I am confused about the real meaning of ‘Timestamp’ column in submission_format.csv. Does the ‘Timestamp’ mean ending time of a time period or? I am confused because: for example, for series_id 102781, the first shown Timestamp is “2013-03-03 00:00:00” in submission_format.csv, while the latest timestamp in cold_start_test.csv for this series_id is “2013-03-02 23:00:00” and the prediction_window is ‘daily’. Does it mean we need to predict the consumption sum from “03-02 23:00:00” to “03-03 23:00:00” (overall 24 hours) or from “03-02 00:00:00” to “03-03 00:00:00” (if the timestamp means ending time point).
If it’s the first mentioned case, then not like “hourly” case, the “Timestamp” doesn’t mean ending time point but a meaningless value. If it’s the second mentioned case, then it makes no sense, because the consumption data from “03-02 00:00:00” to “03-03 23:00:00” are already given, so we need only predict the consumption from “03-02 23:00:00” to “03-03 00:00:00” (one hour consumption), then sum up with the previous provided 23 consumptions to get the ‘daily’ consumption.
I think it means start point, not end point.
In that case, for example, for series_id 102493, the prediction_window of which is ‘Weekly’, the first timestamp shown in Submission_format.csv is “2015-10-17 00:00:00”, while the lastest timestamp shown in cold_start_test.csv is “2015-10-10 23:00:00”. So you mean the first prediction period for this series_id is from “2015-10-17 00:00:00” to “2015-10-24 00:00:00”, which I don’t think so…
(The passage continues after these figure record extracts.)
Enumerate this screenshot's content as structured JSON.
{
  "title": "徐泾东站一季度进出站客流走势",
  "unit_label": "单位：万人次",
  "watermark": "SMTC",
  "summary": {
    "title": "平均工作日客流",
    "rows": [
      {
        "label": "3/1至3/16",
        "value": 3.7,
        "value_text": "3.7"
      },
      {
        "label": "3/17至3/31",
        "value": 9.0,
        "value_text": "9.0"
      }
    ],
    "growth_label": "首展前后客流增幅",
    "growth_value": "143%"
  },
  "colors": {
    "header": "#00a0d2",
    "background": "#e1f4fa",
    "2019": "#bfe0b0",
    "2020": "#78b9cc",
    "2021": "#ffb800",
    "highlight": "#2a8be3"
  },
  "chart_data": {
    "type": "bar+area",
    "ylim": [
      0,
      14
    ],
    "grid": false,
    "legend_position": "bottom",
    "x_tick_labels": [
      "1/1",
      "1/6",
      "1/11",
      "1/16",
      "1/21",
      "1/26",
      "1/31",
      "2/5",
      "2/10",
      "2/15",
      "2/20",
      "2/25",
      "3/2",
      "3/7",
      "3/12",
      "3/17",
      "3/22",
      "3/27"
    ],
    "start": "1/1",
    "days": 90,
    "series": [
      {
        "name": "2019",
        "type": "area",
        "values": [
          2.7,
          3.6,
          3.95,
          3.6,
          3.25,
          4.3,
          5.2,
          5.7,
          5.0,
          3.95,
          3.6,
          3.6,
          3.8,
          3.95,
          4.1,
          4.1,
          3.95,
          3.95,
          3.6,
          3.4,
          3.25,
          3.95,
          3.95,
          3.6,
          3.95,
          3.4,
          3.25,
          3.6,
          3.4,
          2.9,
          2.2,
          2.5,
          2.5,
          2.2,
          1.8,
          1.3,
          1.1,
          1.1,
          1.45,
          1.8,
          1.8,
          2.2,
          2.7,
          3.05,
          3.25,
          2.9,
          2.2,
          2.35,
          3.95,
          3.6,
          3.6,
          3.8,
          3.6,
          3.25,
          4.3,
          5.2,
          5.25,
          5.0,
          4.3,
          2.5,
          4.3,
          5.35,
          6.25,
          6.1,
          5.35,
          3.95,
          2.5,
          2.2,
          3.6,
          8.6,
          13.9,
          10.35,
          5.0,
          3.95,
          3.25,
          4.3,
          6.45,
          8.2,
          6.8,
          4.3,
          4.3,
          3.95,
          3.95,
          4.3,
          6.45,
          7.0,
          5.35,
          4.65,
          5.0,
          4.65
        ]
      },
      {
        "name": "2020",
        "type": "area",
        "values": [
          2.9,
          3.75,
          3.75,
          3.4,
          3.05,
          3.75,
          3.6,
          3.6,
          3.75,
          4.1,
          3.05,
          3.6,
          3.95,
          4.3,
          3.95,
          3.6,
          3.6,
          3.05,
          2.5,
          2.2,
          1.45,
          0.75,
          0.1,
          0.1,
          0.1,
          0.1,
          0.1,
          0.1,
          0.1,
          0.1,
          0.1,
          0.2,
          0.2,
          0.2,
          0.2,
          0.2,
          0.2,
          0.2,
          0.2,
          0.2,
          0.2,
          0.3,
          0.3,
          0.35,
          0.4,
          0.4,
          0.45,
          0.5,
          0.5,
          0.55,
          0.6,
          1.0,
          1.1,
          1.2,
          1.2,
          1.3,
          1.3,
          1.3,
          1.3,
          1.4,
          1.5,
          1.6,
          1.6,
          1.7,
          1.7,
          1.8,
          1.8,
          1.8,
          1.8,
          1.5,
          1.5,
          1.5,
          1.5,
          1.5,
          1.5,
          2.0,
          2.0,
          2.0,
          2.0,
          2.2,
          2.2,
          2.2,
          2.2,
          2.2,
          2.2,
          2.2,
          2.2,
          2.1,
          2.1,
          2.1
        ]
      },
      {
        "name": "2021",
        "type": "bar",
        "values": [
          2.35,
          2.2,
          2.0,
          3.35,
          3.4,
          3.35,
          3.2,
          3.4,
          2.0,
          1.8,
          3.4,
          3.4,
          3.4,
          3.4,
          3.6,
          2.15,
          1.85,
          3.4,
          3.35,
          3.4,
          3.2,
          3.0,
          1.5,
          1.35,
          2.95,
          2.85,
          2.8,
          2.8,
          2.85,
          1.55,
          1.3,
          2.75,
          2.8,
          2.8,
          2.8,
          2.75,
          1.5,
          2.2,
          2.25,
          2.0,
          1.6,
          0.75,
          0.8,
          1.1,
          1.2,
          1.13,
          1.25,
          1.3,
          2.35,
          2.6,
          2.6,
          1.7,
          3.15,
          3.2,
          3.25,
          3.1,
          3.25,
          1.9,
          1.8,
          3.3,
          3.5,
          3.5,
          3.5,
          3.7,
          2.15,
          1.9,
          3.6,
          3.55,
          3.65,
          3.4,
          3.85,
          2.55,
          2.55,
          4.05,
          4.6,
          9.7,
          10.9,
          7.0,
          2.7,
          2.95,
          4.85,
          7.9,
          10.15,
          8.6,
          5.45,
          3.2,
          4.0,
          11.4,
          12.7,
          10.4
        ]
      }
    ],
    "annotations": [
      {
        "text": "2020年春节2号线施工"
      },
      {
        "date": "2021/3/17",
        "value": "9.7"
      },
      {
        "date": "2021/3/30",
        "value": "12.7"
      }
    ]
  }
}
FYI - I had an issue with this because of how Pandas aggregates. Weekly resolutions and above are treated as period ending. Daily and below are treated as period beginning.
https://pandas.pydata.org/pandas-docs/stable/generated/pandas.DataFrame.resample.html
see closed and label kwargs
Thanks for bringing this up @LastRocky, and thanks for the tip @c3josh. Upon review, we can see that the weekly timestamps are actually endpoints, likely because of the issue that @c3josh mentioned. Apologies for any confusion!